By RONNIE ELLIS
CNHI News Service
Some key lawmakers have strong reservations about a plan by the Kentucky Lottery Corporation to introduce a Keno game this November even as the state continues to face tight revenues.
Lottery officials told the Interim Joint Committee on Appropriations and Revenue Thursday that the new game could produce as much as $30 million for state coffers in five years. That news came just ahead of news from the State Budget Director, Jane Driskell, that it’s likely the state will face “a tight growth rate” in the coming budget deliberations.
State Treasurer Todd Hollenbach, who sits on the Lottery Corporation Board, said he initiated the idea of offering a Keno game as lawmakers last spring looked for ways to fund the state’s employee pension funds because it would “generate significant revenues.”
But A&R Co-Chair Sen. Bob Leeper, I-Paducah, said he is “terribly concerned” that Keno will “dramatically increase the number of (gambling) addicts. It is just going to happen.”
Keno offers frequent payouts, every five minutes or so, and lottery officials expect to place Keno terminals in venues which offer social settings such as bowling allies and restaurants which typically don’t offer the current lottery games.
But Leeper said the availability of alcohol at many of those venues will only make it more likely addictive gamblers will be hooked by the fast-paced game.
Kentucky already has a lottery but lawmakers have generally resisted Keno games. But the Democratic House floated the idea of Keno and Internet lottery sales this spring while looking for a way to produce more money to fund the underfunded pension systems. Ultimately, the General Assembly chose to make some tax changes to fund the pension system payments.

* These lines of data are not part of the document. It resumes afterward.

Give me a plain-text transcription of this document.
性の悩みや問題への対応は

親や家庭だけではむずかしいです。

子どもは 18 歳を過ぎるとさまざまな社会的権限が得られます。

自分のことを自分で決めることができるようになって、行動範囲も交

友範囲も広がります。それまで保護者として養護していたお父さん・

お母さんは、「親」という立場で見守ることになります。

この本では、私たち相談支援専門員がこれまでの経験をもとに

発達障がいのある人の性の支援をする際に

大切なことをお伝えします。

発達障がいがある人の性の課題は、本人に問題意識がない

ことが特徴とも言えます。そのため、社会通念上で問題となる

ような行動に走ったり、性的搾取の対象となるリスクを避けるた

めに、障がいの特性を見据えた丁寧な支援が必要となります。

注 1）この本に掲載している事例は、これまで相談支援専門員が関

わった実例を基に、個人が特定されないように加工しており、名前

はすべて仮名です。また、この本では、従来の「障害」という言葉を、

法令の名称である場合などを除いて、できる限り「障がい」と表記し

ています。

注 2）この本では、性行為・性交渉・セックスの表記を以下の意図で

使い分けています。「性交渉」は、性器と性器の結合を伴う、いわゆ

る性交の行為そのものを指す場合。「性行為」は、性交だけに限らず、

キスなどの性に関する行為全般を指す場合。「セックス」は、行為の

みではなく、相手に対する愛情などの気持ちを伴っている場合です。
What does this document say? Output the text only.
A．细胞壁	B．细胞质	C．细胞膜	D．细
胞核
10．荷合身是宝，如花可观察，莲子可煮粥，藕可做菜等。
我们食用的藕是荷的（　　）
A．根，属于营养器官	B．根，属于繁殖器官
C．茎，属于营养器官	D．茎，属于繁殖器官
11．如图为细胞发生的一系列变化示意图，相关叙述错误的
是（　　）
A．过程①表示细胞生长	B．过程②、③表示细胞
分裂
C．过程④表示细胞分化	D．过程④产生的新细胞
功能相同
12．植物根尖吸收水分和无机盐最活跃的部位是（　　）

But shortly after the session ended, the lottery board voted to introduce Keno, which according to the board’s general counsel, Mary Harville, it already has legal authority to do.
Leeper wasn’t alone in questioning the game’s temptation for gambling addicts. Rep. Jim Wayne, D-Louisville, also expressed concern but lottery officials said they’d found no existing studies showing a higher rate of addiction because of Keno which some other state lotteries offer.
Margaret “Marty” Gibbs, executive vice president of the Lottery, said the board is also exploring offering lottery sales through the Internet, a system called I-Lottery. She said two states, Illinois and Georgia, already sell lottery tickets online and Kentucky Lottery officials are watching those states closely as they evaluate whether to offer it in Kentucky.
Gibbs estimates internet games could produce $49 million for the state by Fiscal Year 23.
Sen. Sara Beth Gregory, R-Monticello, questioned why Keno is being implemented “quickly and abruptly” and said she thinks it may face legal challenges.
“It’s an entirely different game than what was contemplated in 1988 when the lottery was approved,” Gregory said.
Driskell, the budget director, told the committee she thinks the state will probably meet its revenue estimates for the current fiscal year which ends June 30.
After less than projected tax receipts in March and April, May showed improvement and June is typically a strong month.
“We are encouraged by the growth in May but we continue to emphasize we face a tight growth rate,” she told lawmakers.
On top of that, the state faces some new expenses it didn’t budget for and after five years of budget cuts the state needs to address education funding, the newly enacted requirement for full payments to the pension system and to restore the Rainy Day Fund.
Part of the problem, according to Greg Harkenrider, deputy executive director for financial analysis, is slow growth in a “narrow” sales tax base. Kentucky offers many exemptions to its sales tax for specific products and also doesn’t tax services as many states do.
Harkenrider said Kentucky’s sales tax revenues are not growing as fast as other states as the economy very slowly recovers.
That prompted Wayne to ask Driskell what Gov. Steve Beshear is doing to promote the need for tax reform, an issue he highlighted last spring in his budget address.
Last year Beshear appointed a commission to recommend changes to the tax code but he’s made no formal proposal to the legislature. One of the commission’s recommendations was to extend the sales tax to selected services used primary by higher income groups, a proposal Wayne supports.
“Tax reform is still on the governor’s priority list,” Driskell said.